Outside of Twitter, Facebook, Google Plus, Instagram, and Ello there are websites that directly feature rating your employer. Websites like Glassdoor and Careerbliss even allow applicants to post reviews about their experience interviewing with your company. While talking about your salary to a coworker may still be a workplace faux pas, current and former employees are sharing their job titles and salary information as well on these platforms.

What Can I Do As A Form Of Damage Control?

1. Take your exit interview process seriously. Sometimes it’s money, sometimes it’s family, and sometimes it’s the commute. But if the reason for an employee’s resignation is due to changeable factors, you should take this information and try to act on it.

2. Keep your finger on the pulse of the morale of your organization. Just like unhappy customers are more likely to lash out online, so may your employees. Consider reviews of management from the people who work for them. Establish communication through comment boxes and surveys. This information should be shared on your website as a way to display how happy your employees are to work for you.

3. All businesses can use Google’s Alerts as a tool to manage public information about the inner workings and general statements about the workplace. Keep the searches simple, check your results at least weekly. You may be surprised what shows up.

4. Keep an eye on the listings for your organization on the employer review sites. See if something especially harmful to your company’s reputation, or proprietary information being leaked.
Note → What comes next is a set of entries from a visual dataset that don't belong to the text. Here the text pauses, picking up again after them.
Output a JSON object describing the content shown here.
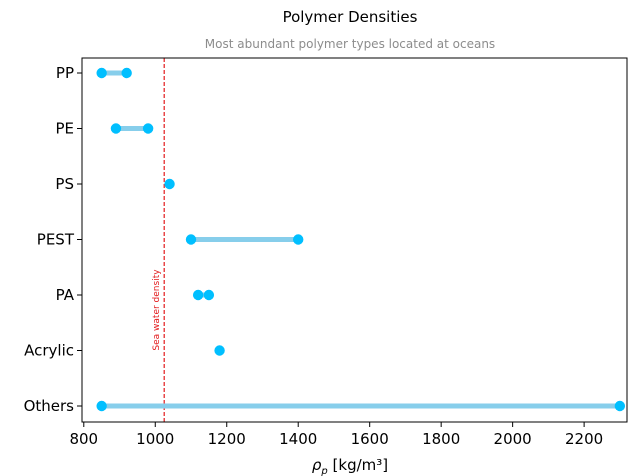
{
  "colors": {
    "range_line": "#87ceeb",
    "point": "#00bfff",
    "reference_line": "#e31a1c",
    "axis": "#000000"
  },
  "chart_data": {
    "type": "dumbbell",
    "title": "Polymer Densities",
    "subtitle": "Most abundant polymer types located at oceans",
    "xlabel_symbol": "ρ",
    "xlabel_subscript": "p",
    "xlabel_units": " [kg/m³]",
    "ylabel": "",
    "xlim": [
      795,
      2320
    ],
    "xticks": [
      800,
      1000,
      1200,
      1400,
      1600,
      1800,
      2000,
      2200
    ],
    "categories": [
      "PP",
      "PE",
      "PS",
      "PEST",
      "PA",
      "Acrylic",
      "Others"
    ],
    "ranges": [
      {
        "category": "PP",
        "min": 850,
        "max": 920
      },
      {
        "category": "PE",
        "min": 890,
        "max": 980
      },
      {
        "category": "PS",
        "min": 1040,
        "max": 1040
      },
      {
        "category": "PEST",
        "min": 1100,
        "max": 1400
      },
      {
        "category": "PA",
        "min": 1120,
        "max": 1150
      },
      {
        "category": "Acrylic",
        "min": 1180,
        "max": 1180
      },
      {
        "category": "Others",
        "min": 850,
        "max": 2300
      }
    ],
    "reference_line": {
      "value": 1025,
      "label": "Sea water density"
    },
    "grid": false,
    "legend": "none"
  }
}
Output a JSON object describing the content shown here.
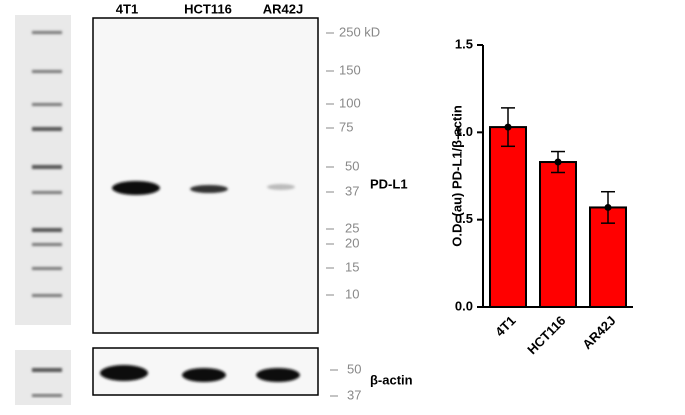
{
  "blot": {
    "lanes": [
      "4T1",
      "HCT116",
      "AR42J"
    ],
    "markers": [
      "250 kD",
      "150",
      "100",
      "75",
      "50",
      "37",
      "25",
      "20",
      "15",
      "10"
    ],
    "target": "PD-L1",
    "loading_markers": [
      "50",
      "37"
    ],
    "loading_control": "β-actin"
  },
  "chart_data": {
    "type": "bar",
    "ylabel": "O.D. (au) PD-L1/β-actin",
    "categories": [
      "4T1",
      "HCT116",
      "AR42J"
    ],
    "values": [
      1.03,
      0.83,
      0.57
    ],
    "errors": [
      0.11,
      0.06,
      0.09
    ],
    "color": "#ff0000",
    "ylim": [
      0,
      1.5
    ],
    "yticks": [
      {
        "value": 0,
        "label": "0.0"
      },
      {
        "value": 0.5,
        "label": "0.5"
      },
      {
        "value": 1,
        "label": "1.0"
      },
      {
        "value": 1.5,
        "label": "1.5"
      }
    ]
  }
}
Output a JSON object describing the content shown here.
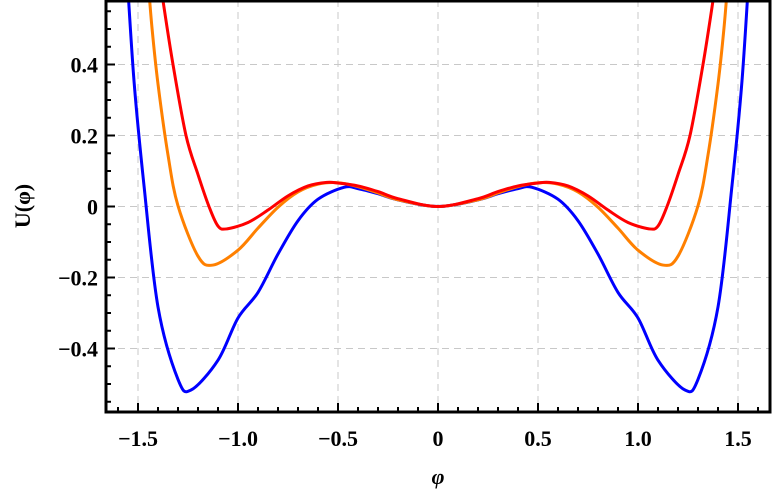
{
  "chart_data": {
    "type": "line",
    "title": "",
    "xlabel": "φ",
    "ylabel": "U(φ)",
    "xlim": [
      -1.66,
      1.66
    ],
    "ylim": [
      -0.578,
      0.582
    ],
    "grid": true,
    "legend": null,
    "xticks": [
      -1.5,
      -1.0,
      -0.5,
      0,
      0.5,
      1.0,
      1.5
    ],
    "xtick_labels": [
      "−1.5",
      "−1.0",
      "−0.5",
      "0",
      "0.5",
      "1.0",
      "1.5"
    ],
    "yticks": [
      -0.4,
      -0.2,
      0,
      0.2,
      0.4
    ],
    "ytick_labels": [
      "−0.4",
      "−0.2",
      "0",
      "0.2",
      "0.4"
    ],
    "symmetric_about_zero": true,
    "series": [
      {
        "name": "blue",
        "color": "#0000ff",
        "x": [
          0,
          0.2,
          0.3,
          0.4,
          0.47,
          0.6,
          0.7,
          0.8,
          0.9,
          1.0,
          1.1,
          1.235,
          1.3,
          1.4,
          1.47,
          1.52,
          1.56
        ],
        "y": [
          0,
          0.0185,
          0.036,
          0.0504,
          0.054,
          0.0205,
          -0.04,
          -0.134,
          -0.242,
          -0.314,
          -0.433,
          -0.517,
          -0.487,
          -0.283,
          0.059,
          0.354,
          0.701
        ]
      },
      {
        "name": "orange",
        "color": "#ff8000",
        "x": [
          0,
          0.2,
          0.3,
          0.4,
          0.5,
          0.6,
          0.7,
          0.8,
          0.9,
          1.0,
          1.125,
          1.2,
          1.3,
          1.35,
          1.4,
          1.43,
          1.45
        ],
        "y": [
          0,
          0.019,
          0.038,
          0.056,
          0.067,
          0.063,
          0.041,
          -0.002,
          -0.061,
          -0.123,
          -0.165,
          -0.14,
          0.002,
          0.145,
          0.345,
          0.503,
          0.64
        ]
      },
      {
        "name": "red",
        "color": "#ff0000",
        "x": [
          0,
          0.2,
          0.3,
          0.4,
          0.5,
          0.555,
          0.65,
          0.75,
          0.85,
          0.95,
          1.055,
          1.1,
          1.145,
          1.2,
          1.26,
          1.325,
          1.375,
          1.4
        ],
        "y": [
          0,
          0.022,
          0.042,
          0.058,
          0.066,
          0.068,
          0.058,
          0.03,
          -0.01,
          -0.045,
          -0.063,
          -0.055,
          0.0,
          0.09,
          0.2,
          0.4,
          0.58,
          0.68
        ]
      }
    ]
  },
  "axes": {
    "x_title": "φ",
    "y_title": "U(φ)"
  }
}
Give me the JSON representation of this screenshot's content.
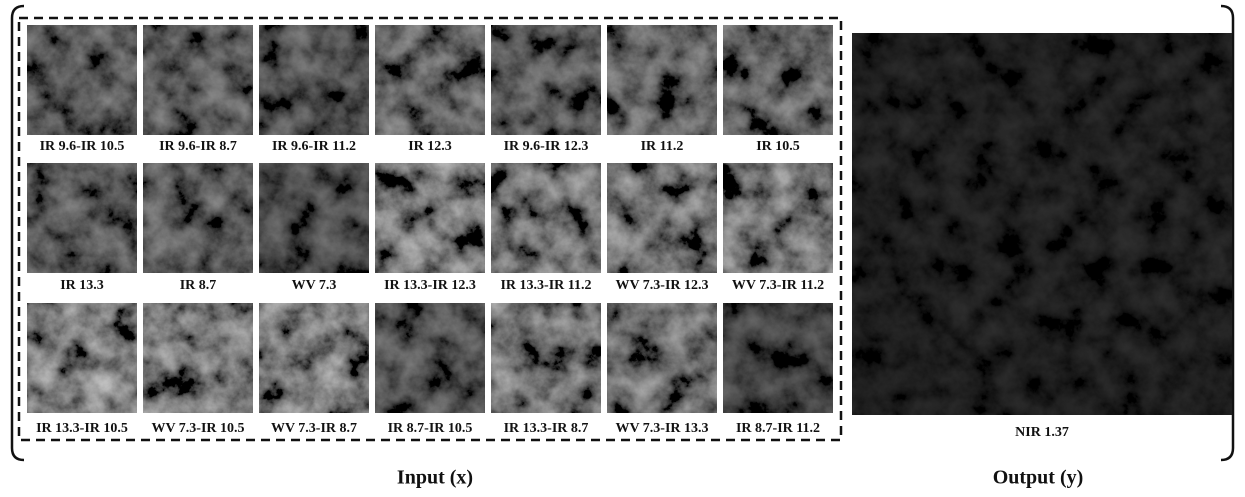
{
  "inputs": {
    "tiles": [
      "IR 9.6-IR 10.5",
      "IR 9.6-IR 8.7",
      "IR 9.6-IR 11.2",
      "IR 12.3",
      "IR 9.6-IR 12.3",
      "IR 11.2",
      "IR 10.5",
      "IR 13.3",
      "IR 8.7",
      "WV 7.3",
      "IR 13.3-IR 12.3",
      "IR 13.3-IR 11.2",
      "WV 7.3-IR 12.3",
      "WV 7.3-IR 11.2",
      "IR 13.3-IR 10.5",
      "WV 7.3-IR 10.5",
      "WV 7.3-IR 8.7",
      "IR 8.7-IR 10.5",
      "IR 13.3-IR 8.7",
      "WV 7.3-IR 13.3",
      "IR 8.7-IR 11.2"
    ],
    "caption": "Input (x)"
  },
  "output": {
    "label": "NIR 1.37",
    "caption": "Output (y)"
  }
}
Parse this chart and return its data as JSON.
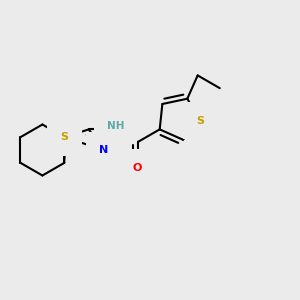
{
  "background_color": "#ebebeb",
  "bond_color": "#000000",
  "atom_colors": {
    "S": "#c8a000",
    "N": "#0000ff",
    "O": "#ff0000",
    "H": "#5fa8a8",
    "C": "#000000"
  },
  "bond_width": 1.5,
  "figsize": [
    3.0,
    3.0
  ],
  "dpi": 100,
  "xlim": [
    0.0,
    1.0
  ],
  "ylim": [
    0.1,
    0.9
  ]
}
Be sure to alert the hosting website if the Terms of Use are not followed. These sites do have Rules of Conduct for users who post there.


At the end of the day, every employee is responsible for the public image of your organization. Whether it is helping a customer in person, writing a post about work on their blog, or answering the phone; what we say and how we say it has a ripple effect and can affect the image of the organization. You can’t always make everybody happy all the time. Just be sure you have your eyes and ears open and are using the tools available to you to manage the chatter about your biz.